Since I made living sculptures that only existed for an hour, it only made sense to take a photo as documentation. Taking a photo became more than just a registration, it became the final work.
What was the weirdest encounter, the craziest adventure or the most beautiful moment you experienced on a shoot?
In 2017 I collaborated with AURA dance theater from Kaunas (Lithuania) on the performance Sprendimas (Gamechanger). In August 2020, they asked me again for a collaboration to make costumes / sculptures for a new performance that would be shown at the international dance festival. The “costumes” that I designed and made for dance / theater group AURA’s new piece are abstract constructions, made of textiles in bright colors or textiles with graphic designs. I do not emphasize the forms of the dancer’s bodies, but dehumanize them into sculptures on the contrary. The dancer’s bodies are hidden in geometric three-dimensional objects, and even their faces remain largely invisible. From the outside there is nothing more to see than an arm or a leg. Their freedom of movement is limited. How the dancers deal with these handicaps is a challenge that is the starting point of the piece. The “sculptures” can be seen as a metaphor for how people should behave in public spaces during the Corona crisis: touching or even seeing each other cut off, but protected by the construction in which they are hidden.

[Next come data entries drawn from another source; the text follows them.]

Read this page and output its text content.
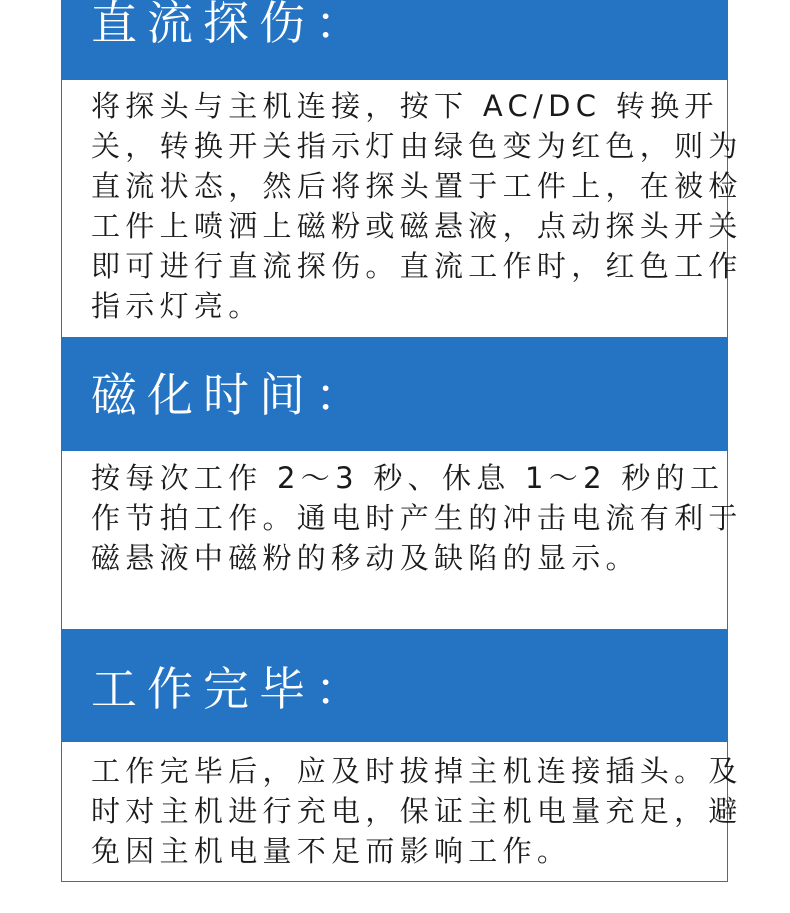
直流探伤：

将探头与主机连接，按下 AC/DC 转换开关，转换开关指示灯由绿色变为红色，则为直流状态，然后将探头置于工件上，在被检工件上喷洒上磁粉或磁悬液，点动探头开关即可进行直流探伤。直流工作时，红色工作指示灯亮。

磁化时间：

按每次工作 2～3 秒、休息 1～2 秒的工作节拍工作。通电时产生的冲击电流有利于磁悬液中磁粉的移动及缺陷的显示。

工作完毕：

工作完毕后，应及时拔掉主机连接插头。及时对主机进行充电，保证主机电量充足，避免因主机电量不足而影响工作。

What is more important to you: Form or content?
Both. A work can start with the pattern of a fabric found on the market or it can start with an idea. The idea may seem fantastic, but implementation often falls short. To get the visual result I want, I constantly adjust the designs and sets until the installation is okay.
What part of the human face is your favorite?
You don’t see the face in my work. The face is so important that it distracts you from other things, such as the shape of the clothes, the patterns or the composition. If you cannot see the face, the human figure is dehumanized into a sculpture and the viewer’s attention can remain focused on patterns, fabrics and general atmospheres.
In most works you only see just an arm or a leg. Probably more legs
Where does your inspiration live?
Books, costumes, Pinterest, everyday situations, theatre, other artists, fashion, abstract art
What would you do if you weren't afraid?
Speleology, exploring caves, the curiosity what lies beyond.